Cowok itu yang lagi megangin handphone, auto ngeliat ke arah kak Angga. Dia juga menjawab sapaan kak Angga.
"Apa bang?" jawab cowok itu.
"Lo abis daftar UAS?"
"Iyalah, kan besok UAS bang."
"Oke. Abis UAS kita seneng-seneng ye"
"Halah seneng-seneng apaan, yang ada disiksa !!"
"Yee.. mana tau, angkatan gue sekarang gak bakalan pake bully lagi"
"Kaga percaya gue !!"
"dih ya udah, liat aja nanti"
"Hahaha ya udah, gue balik dulu"
"Mampir lah ke sekret"
"Males, gue ada urusan"
"Urusan apa sih lu, palingan aja game"
"Nah itu Lo tau bang hahaa"
"Kentara, haha"
Lalu cowok itu pergi, tanpa melihat keberadaan aku yang daritadi disamping kak Angga dan nyimak mereka ngobrol.
kalo kak Angga mah ketawa ketiwi aja, heboh sendiri abis nyapa orang.
__ADS_1
Abis dengerin percakapan dua orang itu, aku jadi merasa aneh. Apa dia satu angkatan sama kak Angga? Keliatan akrab gitu.
Tapi kok ngomongin pelantikan, berarti dia satu angkatan sama aku dong?
"Kamu kenal dia?" tanya kak Angga.
"engga, emang dia semester berapa?" jawabku penasaran.
"Lah kan bareng kamu.. Besok dia ikut pelantikan"
"Oya? Hemm baru tau"
"Ya elah.. masa seangkatan gak kenal, emang pas ospek gak pernah ketemu?"
"Hemm gak ngeh kak, soalnya yang ikut ospek waktu itu 200 orang haha"
"Oh iya sih hahaha"
Yaa udah, kak Angga menuju warnet mau daftar UAS di sistem informasi. Aku nunggu diluar aja deh.
Setelah menunggu beberapa menit, kak Angga keluar.
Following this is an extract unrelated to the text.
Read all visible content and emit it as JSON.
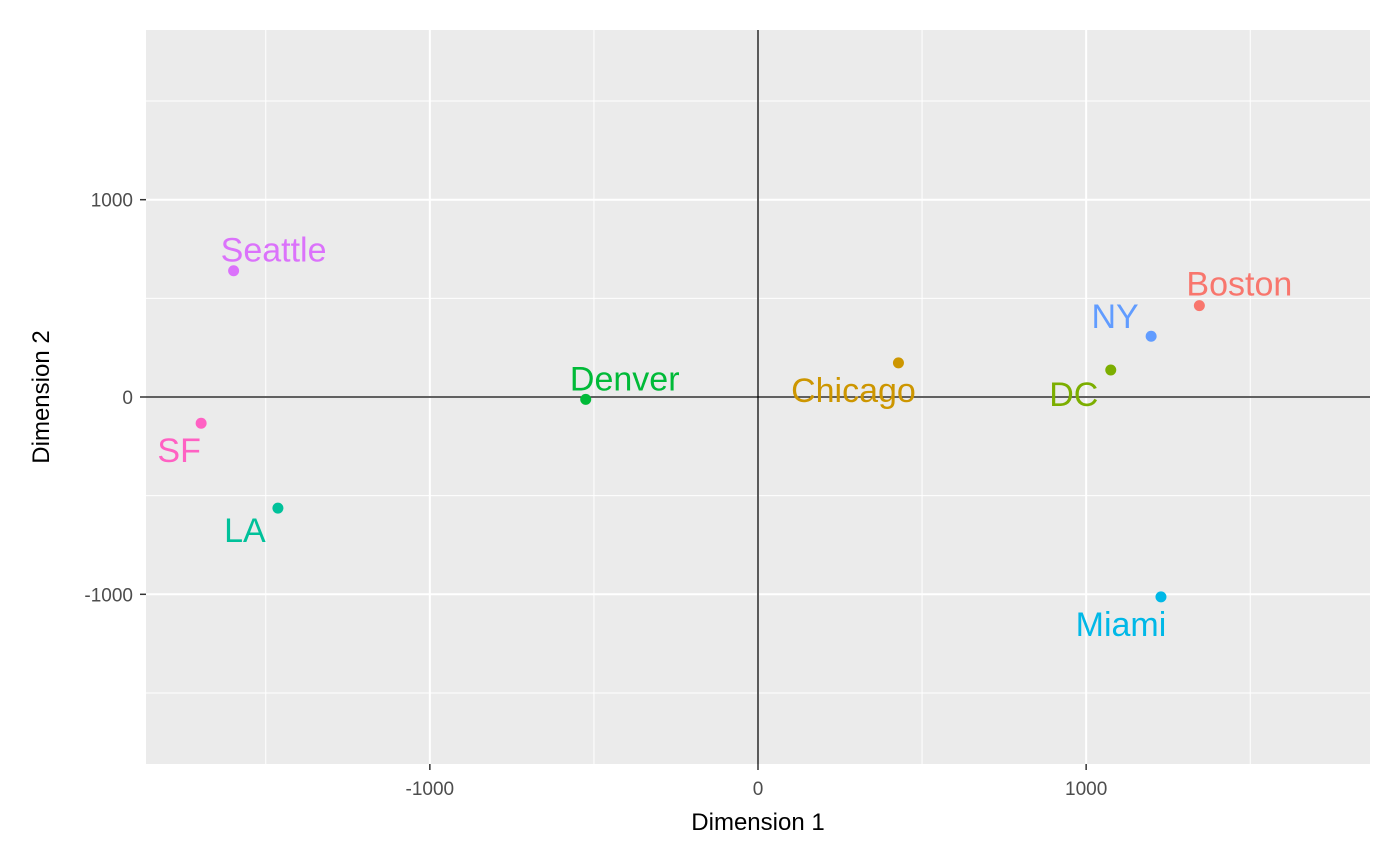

"Tumben sepi warnet." ucapnya.
"Tadi mah antri kak"
"Oya? berarti kakak ketinggalan dong"
"Mungkin" jawabku singkat.
"Ya udah yuk, balik"
"Emang kakak mau balik?"
"engga sih, kakak mau ke sekret. Kamu mau ikut?"
"Hemm gak deh"
"Oya.. Fita masih gak nanya sama kamu?"
"Hemm iya"
"Duuh susah ya. Besok deh kakak coba omongin ke dia"
"Gak usah kak, biarin aja mungkin butuh waktu"
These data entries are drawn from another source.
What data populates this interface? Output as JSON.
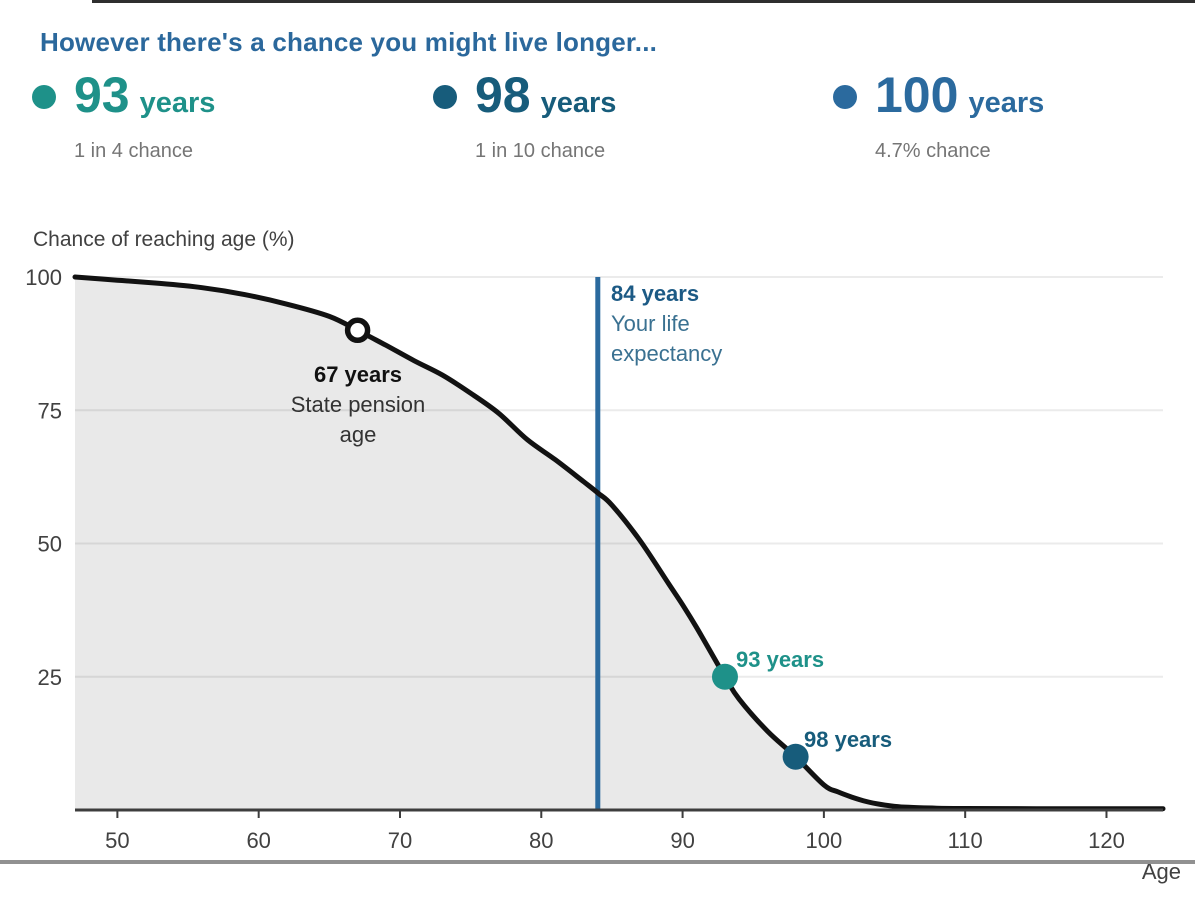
{
  "header": {
    "title": "However there's a chance you might live longer..."
  },
  "colors": {
    "title": "#2B689C",
    "teal": "#1E9189",
    "dark_blue": "#175C7B",
    "blue": "#2B6A9E",
    "vline": "#2B6A9E",
    "curve": "#121212",
    "area_fill": "#e9e9e9",
    "grid": "rgba(0,0,0,0.08)",
    "axis": "#3d3d3d",
    "axis_text": "#414141",
    "caption_gray": "#757575",
    "ann84_bold": "#1C5A85",
    "ann84_sub": "#3A7191",
    "marker_open_ring": "#111111"
  },
  "callouts": [
    {
      "value": "93",
      "unit": "years",
      "caption": "1 in 4 chance",
      "color": "#1E9189"
    },
    {
      "value": "98",
      "unit": "years",
      "caption": "1 in 10 chance",
      "color": "#175C7B"
    },
    {
      "value": "100",
      "unit": "years",
      "caption": "4.7% chance",
      "color": "#2B6A9E"
    }
  ],
  "chart_data": {
    "type": "area",
    "title": "Chance of reaching age (%)",
    "xlabel": "Age",
    "ylabel": "Chance of reaching age (%)",
    "xlim": [
      47,
      124
    ],
    "ylim": [
      0,
      100
    ],
    "x_ticks": [
      50,
      60,
      70,
      80,
      90,
      100,
      110,
      120
    ],
    "y_ticks": [
      100,
      75,
      50,
      25
    ],
    "grid": "horizontal only",
    "legend": "none",
    "series": [
      {
        "name": "Chance of reaching age (%)",
        "points": [
          [
            47,
            100
          ],
          [
            50,
            99.4
          ],
          [
            53,
            98.8
          ],
          [
            56,
            98
          ],
          [
            59,
            96.7
          ],
          [
            62,
            94.9
          ],
          [
            65,
            92.6
          ],
          [
            67,
            90
          ],
          [
            69,
            87.2
          ],
          [
            71,
            84.3
          ],
          [
            73,
            81.6
          ],
          [
            75,
            78.2
          ],
          [
            77,
            74.4
          ],
          [
            79,
            69.5
          ],
          [
            81,
            65.7
          ],
          [
            83,
            61.6
          ],
          [
            84,
            59.5
          ],
          [
            85,
            57.2
          ],
          [
            87,
            50.5
          ],
          [
            89,
            42.5
          ],
          [
            90,
            38.5
          ],
          [
            91,
            34.2
          ],
          [
            93,
            25
          ],
          [
            94,
            20.8
          ],
          [
            96,
            14.8
          ],
          [
            98,
            10
          ],
          [
            100,
            4.7
          ],
          [
            101,
            3.4
          ],
          [
            102,
            2.4
          ],
          [
            103,
            1.6
          ],
          [
            104,
            1.05
          ],
          [
            105,
            0.7
          ],
          [
            106,
            0.5
          ],
          [
            108,
            0.33
          ],
          [
            110,
            0.28
          ],
          [
            115,
            0.25
          ],
          [
            120,
            0.25
          ],
          [
            124,
            0.25
          ]
        ]
      }
    ],
    "annotations": {
      "pension": {
        "age": 67,
        "pct": 90,
        "label": "67 years",
        "sublabel": "State pension age",
        "marker": "open-circle"
      },
      "life_expectancy": {
        "age": 84,
        "label": "84 years",
        "sublabel": "Your life expectancy",
        "marker": "vertical-line"
      },
      "p93": {
        "age": 93,
        "pct": 25,
        "label": "93 years",
        "marker": "filled-dot-teal"
      },
      "p98": {
        "age": 98,
        "pct": 10,
        "label": "98 years",
        "marker": "filled-dot-darkblue"
      }
    }
  }
}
"Yaa masa sih cuma gara-gara masalah kamu gak ikut pelantikan, dia sampe segitunya gak nanya kamu"
"Hemm gapapa kok kak, tenang aja nanti juga bakalan seperti semula kok"
"Sabar yaa Lara" tangan kak Angga menepuk bahu aku.
Aku jadi kaget di puk puk bahunya sama kak Angga.
Setelah itu aku pamit pulang, namun lagi lagi kak Angga menahan.
"Oya.. Makan siang dulu yuk" ajak kak Angga.
"Kakak duluan aja, aku masih belom laper"
"Yaahhh.. beneran?"
"iya bener, soalnya ini juga masih jam 10 kok. Aku biasanya kerasa laper kalo udah jam 12 hehe"
"Hemm ya udah deh... Lagian adil banget, laper pake segala diwaktuin"
"Gak juga sih, kadang-kadang. Yaa sekarang belom laper aja hehee"
"Okelahhh.. Kamu mau ke kosan sekarang?"
"Iyaa kak, aku duluan yaa"
"Hati-hati dijalan, awas ke paduk"
"Hehe iyaa"
Lalu aku berjalan menuju kosan, yang berjarak 5 meter dari kampus.
Sampai kosan, rebahan dulu karena capek berdiri nungguin kak Angga dan nunggu di depan warnet tadi.
FYI :
Warnet itu ruangan sistem informasi mahasiswa. Biasanya buat input FRS atau daftar Ujian dan lainnya.